The musical “Bare” first debuted on October 25, 2000 in Hollywood and was included in the league’s 2000 Annual Report on Anti-Catholicism. The play has recently been resuscitated in New York for a run in an off-Broadway theater. The kitschy, self-indulgent “pop opera” revolves around a gay love affair between two high school students, Jason and Peter, at St. Celia’s Boarding School—a Catholic institution. Variety magazine called the story a “tragedy that cannot be prevented by the sympathetic but theologically narrow-minded counsel of the school’s priest.”

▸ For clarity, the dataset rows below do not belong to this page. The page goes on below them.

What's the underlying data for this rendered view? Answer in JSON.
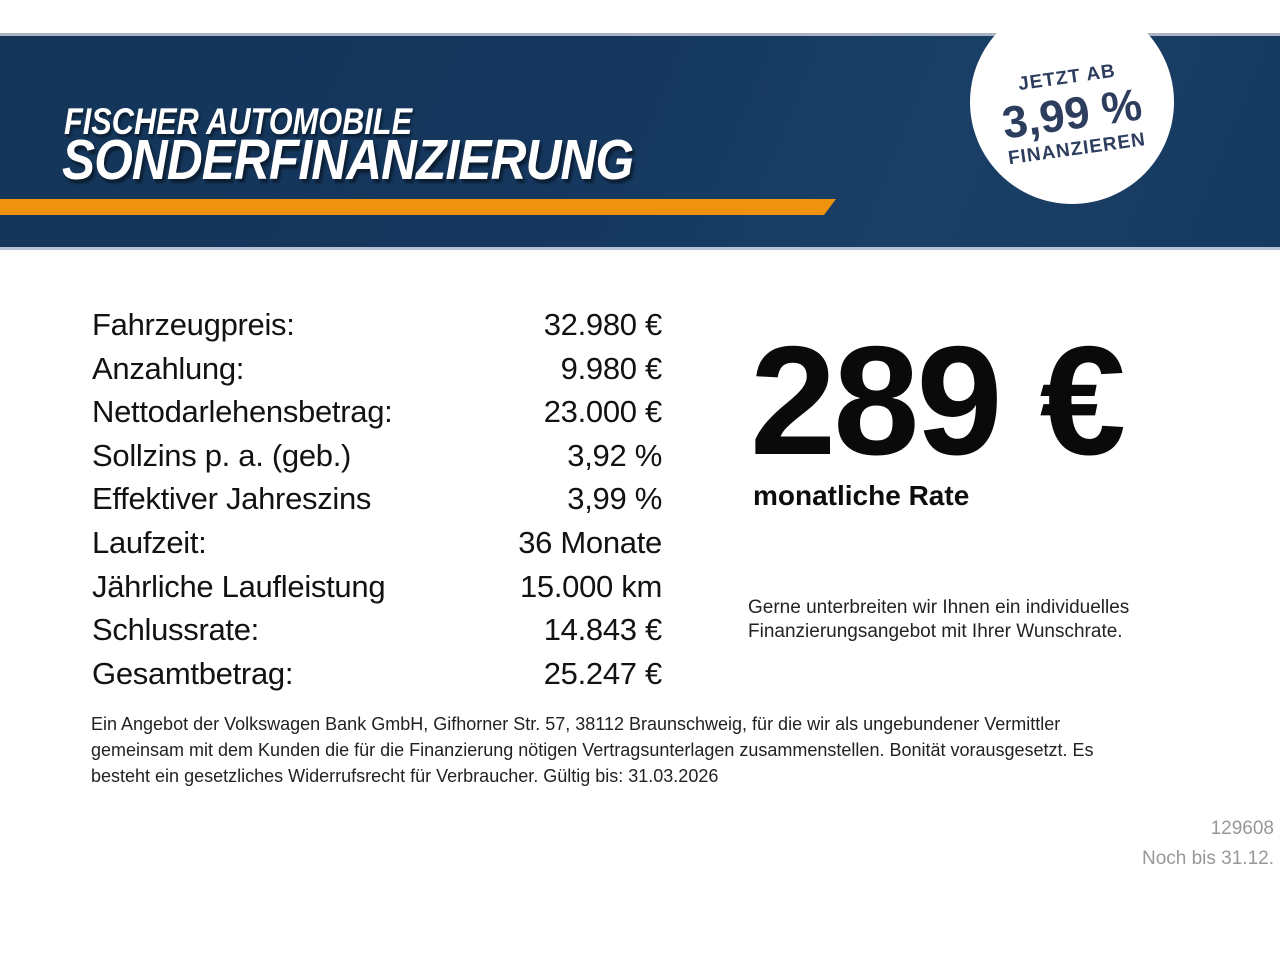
{
  "banner": {
    "dealer": "FISCHER AUTOMOBILE",
    "title": "SONDERFINANZIERUNG"
  },
  "badge": {
    "top": "JETZT AB",
    "rate": "3,99 %",
    "bottom": "FINANZIEREN"
  },
  "financing_table": {
    "rows": [
      {
        "label": "Fahrzeugpreis:",
        "value": "32.980 €"
      },
      {
        "label": "Anzahlung:",
        "value": "9.980 €"
      },
      {
        "label": "Nettodarlehensbetrag:",
        "value": "23.000 €"
      },
      {
        "label": "Sollzins p. a. (geb.)",
        "value": "3,92 %"
      },
      {
        "label": "Effektiver Jahreszins",
        "value": "3,99 %"
      },
      {
        "label": "Laufzeit:",
        "value": "36 Monate"
      },
      {
        "label": "Jährliche Laufleistung",
        "value": "15.000 km"
      },
      {
        "label": "Schlussrate:",
        "value": "14.843 €"
      },
      {
        "label": "Gesamtbetrag:",
        "value": "25.247 €"
      }
    ]
  },
  "monthly": {
    "amount": "289 €",
    "caption": "monatliche Rate"
  },
  "offer_note": {
    "lines": [
      "Gerne unterbreiten wir Ihnen ein individuelles",
      "Finanzierungsangebot mit Ihrer Wunschrate."
    ]
  },
  "disclaimer": {
    "lines": [
      "Ein Angebot der Volkswagen Bank GmbH, Gifhorner Str. 57, 38112 Braunschweig, für die wir als ungebundener Vermittler",
      "gemeinsam mit dem Kunden die für die Finanzierung nötigen Vertragsunterlagen zusammenstellen. Bonität vorausgesetzt. Es",
      "besteht ein gesetzliches Widerrufsrecht für Verbraucher. Gültig bis: 31.03.2026"
    ]
  },
  "footer": {
    "offer_id": "129608",
    "validity": "Noch bis 31.12."
  },
  "colors": {
    "navy": "#15375e",
    "orange": "#ef930f",
    "badge_text": "#2d3d5d",
    "muted_gray": "#96989c"
  }
}
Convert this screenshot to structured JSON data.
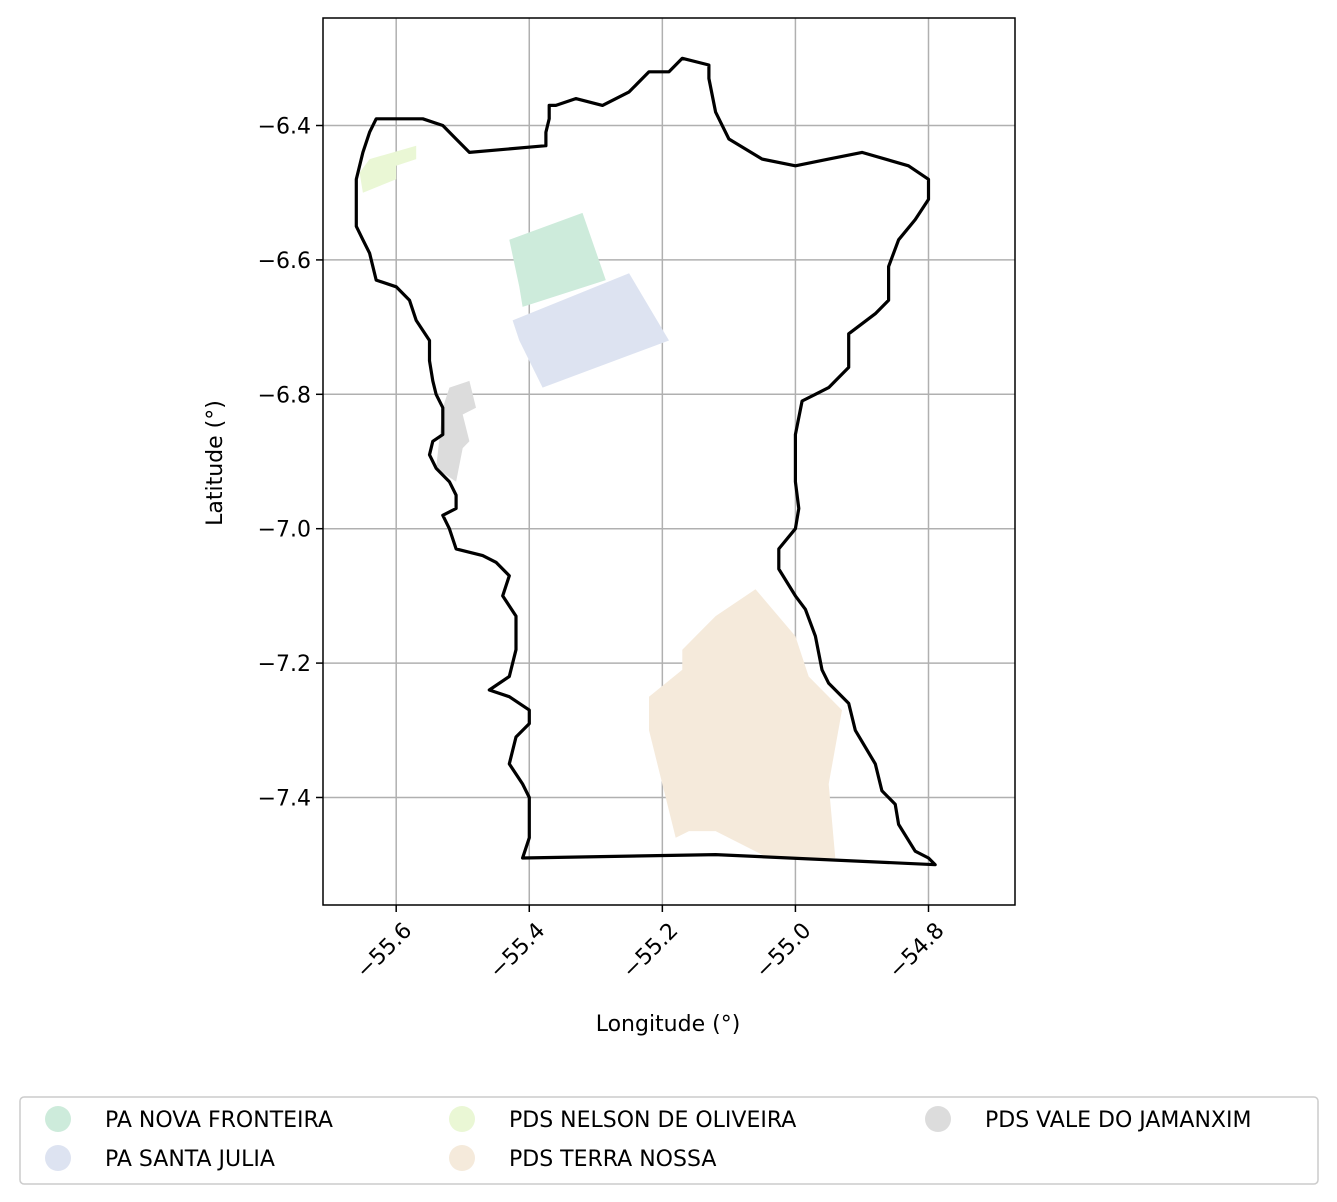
{
  "map": {
    "xlabel": "Longitude (°)",
    "ylabel": "Latitude (°)",
    "xlim": [
      -55.71,
      -54.67
    ],
    "ylim": [
      -7.56,
      -6.24
    ],
    "x_ticks": [
      -55.6,
      -55.4,
      -55.2,
      -55.0,
      -54.8
    ],
    "y_ticks": [
      -6.4,
      -6.6,
      -6.8,
      -7.0,
      -7.2,
      -7.4
    ],
    "x_tick_labels": [
      "−55.6",
      "−55.4",
      "−55.2",
      "−55.0",
      "−54.8"
    ],
    "y_tick_labels": [
      "−6.4",
      "−6.6",
      "−6.8",
      "−7.0",
      "−7.2",
      "−7.4"
    ],
    "grid": true,
    "boundary_color": "#000000",
    "boundary": [
      [
        -55.41,
        -7.49
      ],
      [
        -55.12,
        -7.485
      ],
      [
        -54.79,
        -7.5
      ],
      [
        -54.8,
        -7.49
      ],
      [
        -54.82,
        -7.48
      ],
      [
        -54.845,
        -7.44
      ],
      [
        -54.85,
        -7.41
      ],
      [
        -54.87,
        -7.39
      ],
      [
        -54.88,
        -7.35
      ],
      [
        -54.91,
        -7.3
      ],
      [
        -54.92,
        -7.26
      ],
      [
        -54.95,
        -7.23
      ],
      [
        -54.96,
        -7.21
      ],
      [
        -54.97,
        -7.16
      ],
      [
        -54.985,
        -7.12
      ],
      [
        -55.0,
        -7.1
      ],
      [
        -55.025,
        -7.06
      ],
      [
        -55.025,
        -7.03
      ],
      [
        -55.0,
        -7.0
      ],
      [
        -54.995,
        -6.97
      ],
      [
        -55.0,
        -6.93
      ],
      [
        -55.0,
        -6.86
      ],
      [
        -54.99,
        -6.81
      ],
      [
        -54.97,
        -6.8
      ],
      [
        -54.95,
        -6.79
      ],
      [
        -54.92,
        -6.76
      ],
      [
        -54.92,
        -6.71
      ],
      [
        -54.88,
        -6.68
      ],
      [
        -54.86,
        -6.66
      ],
      [
        -54.86,
        -6.61
      ],
      [
        -54.845,
        -6.57
      ],
      [
        -54.82,
        -6.54
      ],
      [
        -54.8,
        -6.51
      ],
      [
        -54.8,
        -6.48
      ],
      [
        -54.83,
        -6.46
      ],
      [
        -54.9,
        -6.44
      ],
      [
        -54.95,
        -6.45
      ],
      [
        -55.0,
        -6.46
      ],
      [
        -55.05,
        -6.45
      ],
      [
        -55.1,
        -6.42
      ],
      [
        -55.12,
        -6.38
      ],
      [
        -55.13,
        -6.33
      ],
      [
        -55.13,
        -6.31
      ],
      [
        -55.17,
        -6.3
      ],
      [
        -55.19,
        -6.32
      ],
      [
        -55.22,
        -6.32
      ],
      [
        -55.24,
        -6.34
      ],
      [
        -55.25,
        -6.35
      ],
      [
        -55.29,
        -6.37
      ],
      [
        -55.33,
        -6.36
      ],
      [
        -55.36,
        -6.37
      ],
      [
        -55.37,
        -6.37
      ],
      [
        -55.37,
        -6.39
      ],
      [
        -55.375,
        -6.41
      ],
      [
        -55.375,
        -6.43
      ],
      [
        -55.49,
        -6.44
      ],
      [
        -55.51,
        -6.42
      ],
      [
        -55.53,
        -6.4
      ],
      [
        -55.56,
        -6.39
      ],
      [
        -55.6,
        -6.39
      ],
      [
        -55.63,
        -6.39
      ],
      [
        -55.64,
        -6.41
      ],
      [
        -55.65,
        -6.44
      ],
      [
        -55.66,
        -6.48
      ],
      [
        -55.66,
        -6.53
      ],
      [
        -55.66,
        -6.55
      ],
      [
        -55.65,
        -6.57
      ],
      [
        -55.64,
        -6.59
      ],
      [
        -55.63,
        -6.63
      ],
      [
        -55.6,
        -6.64
      ],
      [
        -55.58,
        -6.66
      ],
      [
        -55.57,
        -6.69
      ],
      [
        -55.55,
        -6.72
      ],
      [
        -55.55,
        -6.75
      ],
      [
        -55.545,
        -6.78
      ],
      [
        -55.54,
        -6.8
      ],
      [
        -55.53,
        -6.82
      ],
      [
        -55.53,
        -6.86
      ],
      [
        -55.545,
        -6.87
      ],
      [
        -55.55,
        -6.89
      ],
      [
        -55.54,
        -6.91
      ],
      [
        -55.52,
        -6.93
      ],
      [
        -55.51,
        -6.95
      ],
      [
        -55.51,
        -6.97
      ],
      [
        -55.53,
        -6.98
      ],
      [
        -55.52,
        -7.0
      ],
      [
        -55.51,
        -7.03
      ],
      [
        -55.47,
        -7.04
      ],
      [
        -55.45,
        -7.05
      ],
      [
        -55.43,
        -7.07
      ],
      [
        -55.44,
        -7.1
      ],
      [
        -55.42,
        -7.13
      ],
      [
        -55.42,
        -7.18
      ],
      [
        -55.43,
        -7.22
      ],
      [
        -55.46,
        -7.24
      ],
      [
        -55.43,
        -7.25
      ],
      [
        -55.4,
        -7.27
      ],
      [
        -55.4,
        -7.29
      ],
      [
        -55.42,
        -7.31
      ],
      [
        -55.43,
        -7.35
      ],
      [
        -55.41,
        -7.38
      ],
      [
        -55.4,
        -7.4
      ],
      [
        -55.4,
        -7.44
      ],
      [
        -55.4,
        -7.46
      ],
      [
        -55.41,
        -7.49
      ]
    ],
    "settlements": [
      {
        "name": "PA NOVA FRONTEIRA",
        "color": "#cdebdb",
        "polygon": [
          [
            -55.43,
            -6.57
          ],
          [
            -55.32,
            -6.53
          ],
          [
            -55.285,
            -6.63
          ],
          [
            -55.41,
            -6.67
          ],
          [
            -55.415,
            -6.64
          ]
        ]
      },
      {
        "name": "PA SANTA JULIA",
        "color": "#dde3f1",
        "polygon": [
          [
            -55.425,
            -6.69
          ],
          [
            -55.25,
            -6.62
          ],
          [
            -55.19,
            -6.72
          ],
          [
            -55.38,
            -6.79
          ],
          [
            -55.415,
            -6.72
          ]
        ]
      },
      {
        "name": "PDS NELSON DE OLIVEIRA",
        "color": "#eaf7d5",
        "polygon": [
          [
            -55.655,
            -6.47
          ],
          [
            -55.64,
            -6.45
          ],
          [
            -55.57,
            -6.43
          ],
          [
            -55.57,
            -6.45
          ],
          [
            -55.6,
            -6.46
          ],
          [
            -55.6,
            -6.48
          ],
          [
            -55.65,
            -6.5
          ]
        ]
      },
      {
        "name": "PDS TERRA NOSSA",
        "color": "#f5eadb",
        "polygon": [
          [
            -55.22,
            -7.25
          ],
          [
            -55.17,
            -7.21
          ],
          [
            -55.17,
            -7.18
          ],
          [
            -55.12,
            -7.13
          ],
          [
            -55.06,
            -7.09
          ],
          [
            -55.0,
            -7.16
          ],
          [
            -54.98,
            -7.22
          ],
          [
            -54.93,
            -7.27
          ],
          [
            -54.95,
            -7.38
          ],
          [
            -54.94,
            -7.49
          ],
          [
            -55.04,
            -7.49
          ],
          [
            -55.12,
            -7.45
          ],
          [
            -55.16,
            -7.45
          ],
          [
            -55.18,
            -7.46
          ],
          [
            -55.22,
            -7.3
          ]
        ]
      },
      {
        "name": "PDS VALE DO JAMANXIM",
        "color": "#dcdcdc",
        "polygon": [
          [
            -55.52,
            -6.79
          ],
          [
            -55.49,
            -6.78
          ],
          [
            -55.48,
            -6.82
          ],
          [
            -55.5,
            -6.83
          ],
          [
            -55.49,
            -6.87
          ],
          [
            -55.5,
            -6.88
          ],
          [
            -55.51,
            -6.93
          ],
          [
            -55.54,
            -6.91
          ],
          [
            -55.53,
            -6.82
          ]
        ]
      }
    ]
  },
  "legend": {
    "items": [
      {
        "label": "PA NOVA FRONTEIRA",
        "color": "#cdebdb"
      },
      {
        "label": "PA SANTA JULIA",
        "color": "#dde3f1"
      },
      {
        "label": "PDS NELSON DE OLIVEIRA",
        "color": "#eaf7d5"
      },
      {
        "label": "PDS TERRA NOSSA",
        "color": "#f5eadb"
      },
      {
        "label": "PDS VALE DO JAMANXIM",
        "color": "#dcdcdc"
      }
    ]
  }
}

The play includes a scene in which Peter has a hallucination of the Blessed Mother after he ingests some hashish-laced brownies. She appears, the New York Post reported, as a “Diana Ross-like Virgin Mary offering loving advice to gays.” The Philadelphia Inquirer described her as an “African-American woman weary of 2,000 years of being addressed as ‘Hail Mary.'”

The musical’s final song, “No Voice,” is described by Variety magazine as “an ominous indictment of a church that fails to hear or understand them [the characters in the play].” Does it ever occur to anyone that perhaps the characters don’t bother to hear or understand the Church?

An actor from the original production, John Griffin, commented to the Los Angeles Times, “Some people think it’s a very anti-Catholic show, and some people think the exact opposite.” It would seem more than a stretch to call this show pro-Catholic; perhaps Mr. Griffin and his friends have devoured their share of hashish brownies, too. The Los Angeles Daily News said, “The Catholic church may not thank [the musical’s creators] for ‘Bare.'”

The Associated Press reports that the New York staging features a set “dominated by a giant, circular stained-glass window hanging over the stage—menacing but beautifully ornate.” The window features a huge cross; it is very telling that the Associated Press writer finds this “menacing.” To come to that conclusion, one would have to agree with the premises of the play, as formulated by the show’s creator, Damon Intrabartolo. He told the Los Angeles Times that he left the Catholicism “with a great boyfriend and a lot of anger.” He confided to TheaterMania.com: “I’m really worried about the dark side of religion. It’s so easy to say, ‘F— this, I’m not going to church,’ but you can never entirely escape your religious demons.”

Intrabartolo also collaborated on a Los Angeles production of “Corpus Christi” in 2001 with Kristin Hanggi, who directed both stagings of “Bare.” When Intrabartolo said you can’t escape your “religious demons,” he wasn’t exaggerating. Maybe what he needs is an exorcist.